“I’m fascinated by the brain’s mystery“
Prof. Klingauf, what scientific topic are you working on right now?
I want to have a better understanding of how the human brain functions, and to that end I look at the smallest parts of the brain, the synapses in nerve cells. Every human being has around 1016 of such synapses in their brain. All nerve impulses flow through them, and such signals are passed on in the body electrically. This is not possible in the brain, however, because nerve cells would be destroyed as a result. The transfer does not occur electrically, but chemically, through hormones – or, to be more precise, through proteins. Each signal emits thousands of proteins, and here it’s not only precision that’s necessary for the signal to be passed on correctly, but also speed. After all, the brain has much less than one millisecond to process each individual signal. The question we ask ourselves is: how are these proteins recycled? How are the nanocontainers in which the proteins accumulate restored after these proteins are emitted?
What characterizes you personally as a scientist?
Even as a young boy I wanted to become a researcher, though at the time I saw myself more as an archaeologist digging up mammoth bones. During my studies I then discovered neurobiology. Since that time I’ve been fascinated by the great mystery of the brain. How the brain functions as a whole is too big a question, though. That’s why I study individual nerve cells. I worked for many years with Nobel prizewinner Prof. Erwin Neher, and he was the one who got me into my particular subject.
What is your great aim as a scientist?
I don’t only want to look into nerve cells – I actually want to produce artificial synapses by myself. We are currently working on a chip on which we can form small artificial nerve cell networks. If we succeed, we will be able to better understand processes in nerve cells and initiate new ones.

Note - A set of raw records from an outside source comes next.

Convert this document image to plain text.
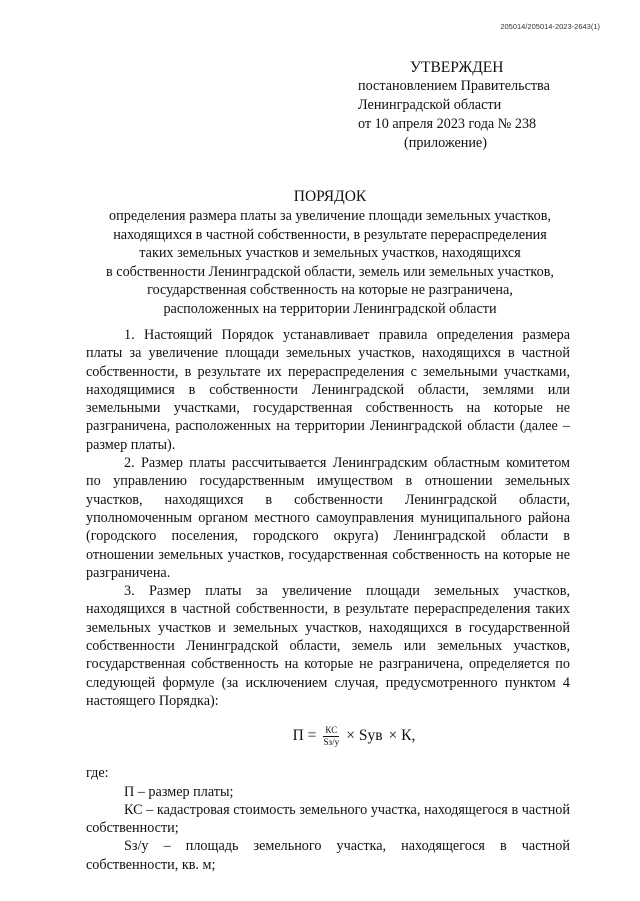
205014/205014-2023-2643(1)
УТВЕРЖДЕН
постановлением Правительства
Ленинградской области
от 10 апреля 2023 года № 238
(приложение)
ПОРЯДОК
определения размера платы за увеличение площади земельных участков,
находящихся в частной собственности, в результате перераспределения
таких земельных участков и земельных участков, находящихся
в собственности Ленинградской области, земель или земельных участков,
государственная собственность на которые не разграничена,
расположенных на территории Ленинградской области

1. Настоящий Порядок устанавливает правила определения размера платы за увеличение площади земельных участков, находящихся в частной собственности, в результате их перераспределения с земельными участками, находящимися в собственности Ленинградской области, землями или земельными участками, государственная собственность на которые не разграничена, расположенных на территории Ленинградской области (далее – размер платы).

2. Размер платы рассчитывается Ленинградским областным комитетом по управлению государственным имуществом в отношении земельных участков, находящихся в собственности Ленинградской области, уполномоченным органом местного самоуправления муниципального района (городского поселения, городского округа) Ленинградской области в отношении земельных участков, государственная собственность на которые не разграничена.

3. Размер платы за увеличение площади земельных участков, находящихся в частной собственности, в результате перераспределения таких земельных участков и земельных участков, находящихся в государственной собственности Ленинградской области, земель или земельных участков, государственная собственность на которые не разграничена, определяется по следующей формуле (за исключением случая, предусмотренного пунктом 4 настоящего Порядка):

$П = \frac{КС}{Sз/у}$ × Sув × К,

где:

П – размер платы;

КС – кадастровая стоимость земельного участка, находящегося в частной собственности;

Sз/у – площадь земельного участка, находящегося в частной собственности, кв. м;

Can you remember your happiest moment as a scientist?
In 2014, my colleague Julia Trahe told me that we were actually able to create new synapses in predefined places and that we were able to take microscopic pictures of them. At that moment, we knew that our approach could work. All we had to do was to prove that the newly formed “swellings” on the axons were actually functional synapses.
And what was your biggest frustration?
In 1997 I was working on an similar experiment at Stanford. We had discovered that there were especially large synapses in one region of the brain. It looked as if we could investigate these large synapses electrophysiologically using the so-called patch clamp technique directly in high resolution. That would have been an enormous advantage for research work. We were really pleased and could hardly wait for the results. When we were able to take a closer look at the large synapses, though, it turned out that they were just a large accumulation of small ones. I am all the happier that we are now able to create new synapses on a given grid on a chip. We can now actually examine them with high-resolution imaging techniques.
Which scientific phenomenon regularly fascinates you?
I like looking at questions to do with genetics. I recently came across a region in south Anatolia, in Turkey, called Göbekli Tepe. There’s a gigantic excavation site there where archaeologists have found evidence of primeval grain on the basis of genes. They are certain that our ancestors grew corn there for the first time. So this place was the origin of our settled way of life as humans. It’s incredible that that can be traced to one place. I really want to travel to Göbekli Tepe.